8) Carole King: To think they used to hide Carole in a building full of songwriters. As if it might be too dangerous to expose her to the public at large. Families would be ruined as young daughters demanded pianos in their living rooms to live out their fantasies. These days we just throw an Xbox at the kid and hope he or she keeps quiet. Only to find out we're behind the times and what they really want is some video game contraption that's even more expensive. We're having a financial meltdown, kids. I'm not even sure if my bank exists. Cool your jets.

7) Joni Mitchell: Before she got political and cranky (can't blame her, it's what happens when you start paying attention), she was all about herself and she sang about herself exquisitely and did so with her guitar and at the piano where even though she couldn't twist it into an alternate tuning, she did manage to break it into some very odd spare parts.

6) Elton John: Elton had to wear those crazy glasses and outfits. How else to stand out from the crowd when you're stuck behind this big cumbersome thingamajig? That he's survived so many decades of service and been knighted and treated like royalty just goes to show what can happen if you stick around long enough and people discover you're not really trying to destroy the moral fabric of the country, but trying to help people choose better fabrics to work with.

5) Jerry Lee Lewis: Marrying your teenaged cousin isn't always the career move it's cracked up to be, but "The Killer" is one resilient soldier and his detour into country music once rock n' roll wouldn't have him turned out to be a stroke of genius. Think about that. He was too controversial for rock n' roll and had to settle for the country music crowd. Is country music filled with compassionate conservatives? Uniters not dividers? All this crap jargon is starting to sound quaint these days.

4) Little Richard: The ultimate flip-flopper. Little Richard could never decide whether he should be preaching for the Lord or seducing the souls of the masses with his piano-pumping firepower. If it turns out to be a one way trip to hell, at least it's got a decent soundtrack. No Vangelis allowed on this bus.

3) Fats Domino: While not as widely acknowledged these days, Domino recorded a voluminous amount of material that you can sample with his boxed set and hear his impeccable taste and timing. And just because an entire generation links him to freakin' Richie Cunningham and "Blueberry Hill" is no excuse to stop there. And to hell with "obesity" studies and TV shows like The Biggest Loser and Extreme Makeover. They called him "Fats" out of truth and admiration. You eat a salad.
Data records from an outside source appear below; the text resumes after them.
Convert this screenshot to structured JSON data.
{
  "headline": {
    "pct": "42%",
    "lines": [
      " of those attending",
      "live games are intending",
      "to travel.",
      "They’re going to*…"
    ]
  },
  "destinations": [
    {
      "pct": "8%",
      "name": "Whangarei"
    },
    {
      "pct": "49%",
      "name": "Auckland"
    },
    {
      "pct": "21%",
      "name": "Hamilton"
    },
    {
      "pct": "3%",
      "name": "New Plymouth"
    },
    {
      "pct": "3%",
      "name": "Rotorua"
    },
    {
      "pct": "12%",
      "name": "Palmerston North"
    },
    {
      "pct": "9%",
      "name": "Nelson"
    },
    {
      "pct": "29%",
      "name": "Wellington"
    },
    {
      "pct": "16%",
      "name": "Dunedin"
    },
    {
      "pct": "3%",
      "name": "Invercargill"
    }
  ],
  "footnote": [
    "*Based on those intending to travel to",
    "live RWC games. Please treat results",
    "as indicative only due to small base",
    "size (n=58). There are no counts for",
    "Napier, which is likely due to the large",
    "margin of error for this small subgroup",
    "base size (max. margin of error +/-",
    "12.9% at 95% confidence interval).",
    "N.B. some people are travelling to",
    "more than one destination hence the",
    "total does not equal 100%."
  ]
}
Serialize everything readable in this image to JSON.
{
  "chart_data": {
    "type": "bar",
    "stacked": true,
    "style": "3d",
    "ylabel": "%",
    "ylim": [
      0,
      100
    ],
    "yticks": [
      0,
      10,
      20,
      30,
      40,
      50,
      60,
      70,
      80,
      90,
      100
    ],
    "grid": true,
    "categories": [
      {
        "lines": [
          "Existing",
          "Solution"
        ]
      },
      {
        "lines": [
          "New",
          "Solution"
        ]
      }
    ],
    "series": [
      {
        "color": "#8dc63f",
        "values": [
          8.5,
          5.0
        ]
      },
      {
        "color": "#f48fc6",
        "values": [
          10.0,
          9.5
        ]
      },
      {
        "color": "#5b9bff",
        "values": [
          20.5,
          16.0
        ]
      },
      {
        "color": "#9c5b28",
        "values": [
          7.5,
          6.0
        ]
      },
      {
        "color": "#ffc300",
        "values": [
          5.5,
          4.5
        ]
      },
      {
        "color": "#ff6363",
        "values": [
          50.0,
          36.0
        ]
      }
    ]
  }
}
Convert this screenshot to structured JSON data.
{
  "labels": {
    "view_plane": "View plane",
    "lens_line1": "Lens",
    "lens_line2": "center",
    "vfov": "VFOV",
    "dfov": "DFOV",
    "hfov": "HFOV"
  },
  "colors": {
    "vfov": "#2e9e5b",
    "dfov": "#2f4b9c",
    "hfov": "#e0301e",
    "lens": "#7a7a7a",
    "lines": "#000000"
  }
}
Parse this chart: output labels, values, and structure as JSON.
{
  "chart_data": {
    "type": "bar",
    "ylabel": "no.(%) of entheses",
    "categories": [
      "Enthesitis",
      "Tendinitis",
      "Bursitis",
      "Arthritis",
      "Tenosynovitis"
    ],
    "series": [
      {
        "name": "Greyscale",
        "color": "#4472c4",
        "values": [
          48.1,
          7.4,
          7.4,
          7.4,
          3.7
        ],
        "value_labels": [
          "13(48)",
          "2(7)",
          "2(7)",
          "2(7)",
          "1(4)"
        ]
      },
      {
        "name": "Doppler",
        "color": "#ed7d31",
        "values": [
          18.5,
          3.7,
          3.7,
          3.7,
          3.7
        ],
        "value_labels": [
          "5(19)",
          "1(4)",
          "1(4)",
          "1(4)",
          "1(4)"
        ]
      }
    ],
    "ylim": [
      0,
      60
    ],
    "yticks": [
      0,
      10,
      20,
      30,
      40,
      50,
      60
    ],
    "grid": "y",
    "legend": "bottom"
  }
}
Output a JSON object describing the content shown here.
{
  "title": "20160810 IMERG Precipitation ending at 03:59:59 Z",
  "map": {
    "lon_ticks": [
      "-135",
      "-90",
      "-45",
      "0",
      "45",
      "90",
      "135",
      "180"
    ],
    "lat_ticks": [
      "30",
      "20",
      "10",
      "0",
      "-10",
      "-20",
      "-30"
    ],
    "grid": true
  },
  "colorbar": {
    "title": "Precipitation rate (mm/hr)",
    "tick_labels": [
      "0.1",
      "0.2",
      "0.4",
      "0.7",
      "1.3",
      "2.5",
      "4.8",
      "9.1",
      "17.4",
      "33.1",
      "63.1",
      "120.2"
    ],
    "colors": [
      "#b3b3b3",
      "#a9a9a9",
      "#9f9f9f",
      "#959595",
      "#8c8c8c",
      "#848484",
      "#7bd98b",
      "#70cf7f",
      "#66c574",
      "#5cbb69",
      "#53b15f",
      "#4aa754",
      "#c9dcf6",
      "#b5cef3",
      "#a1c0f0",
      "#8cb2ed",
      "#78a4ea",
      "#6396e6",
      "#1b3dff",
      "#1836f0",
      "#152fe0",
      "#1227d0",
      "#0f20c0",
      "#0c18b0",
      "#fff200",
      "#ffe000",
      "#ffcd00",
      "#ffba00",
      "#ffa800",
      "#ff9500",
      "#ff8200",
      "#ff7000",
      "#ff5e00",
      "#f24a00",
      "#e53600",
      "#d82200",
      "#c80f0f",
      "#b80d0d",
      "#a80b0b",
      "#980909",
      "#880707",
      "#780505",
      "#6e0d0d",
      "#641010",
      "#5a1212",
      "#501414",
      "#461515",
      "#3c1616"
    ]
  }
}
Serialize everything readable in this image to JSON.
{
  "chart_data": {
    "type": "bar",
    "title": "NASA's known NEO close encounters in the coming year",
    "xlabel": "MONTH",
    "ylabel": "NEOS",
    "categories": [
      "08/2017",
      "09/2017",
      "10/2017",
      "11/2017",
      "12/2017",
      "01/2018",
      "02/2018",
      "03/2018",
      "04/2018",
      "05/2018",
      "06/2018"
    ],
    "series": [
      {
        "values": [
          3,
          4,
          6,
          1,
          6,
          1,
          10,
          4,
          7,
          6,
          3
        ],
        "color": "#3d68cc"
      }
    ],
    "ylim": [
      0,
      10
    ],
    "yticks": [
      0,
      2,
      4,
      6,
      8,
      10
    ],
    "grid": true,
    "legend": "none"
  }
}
2) Stevie Wonder: Begun as a wunderkind, a youngster with prodigious talents, Stevie blossomed into a fully functional recording artist and songwriter who even managed to write an entire concept album about botanicals. Now that's genius. Or lunacy.

1) Ray Charles: Charles had a charisma that allowed him to sing anything and get away with it. He turned country music upside down just by thinking about it. Imagine if he had thought about world peace or pizza!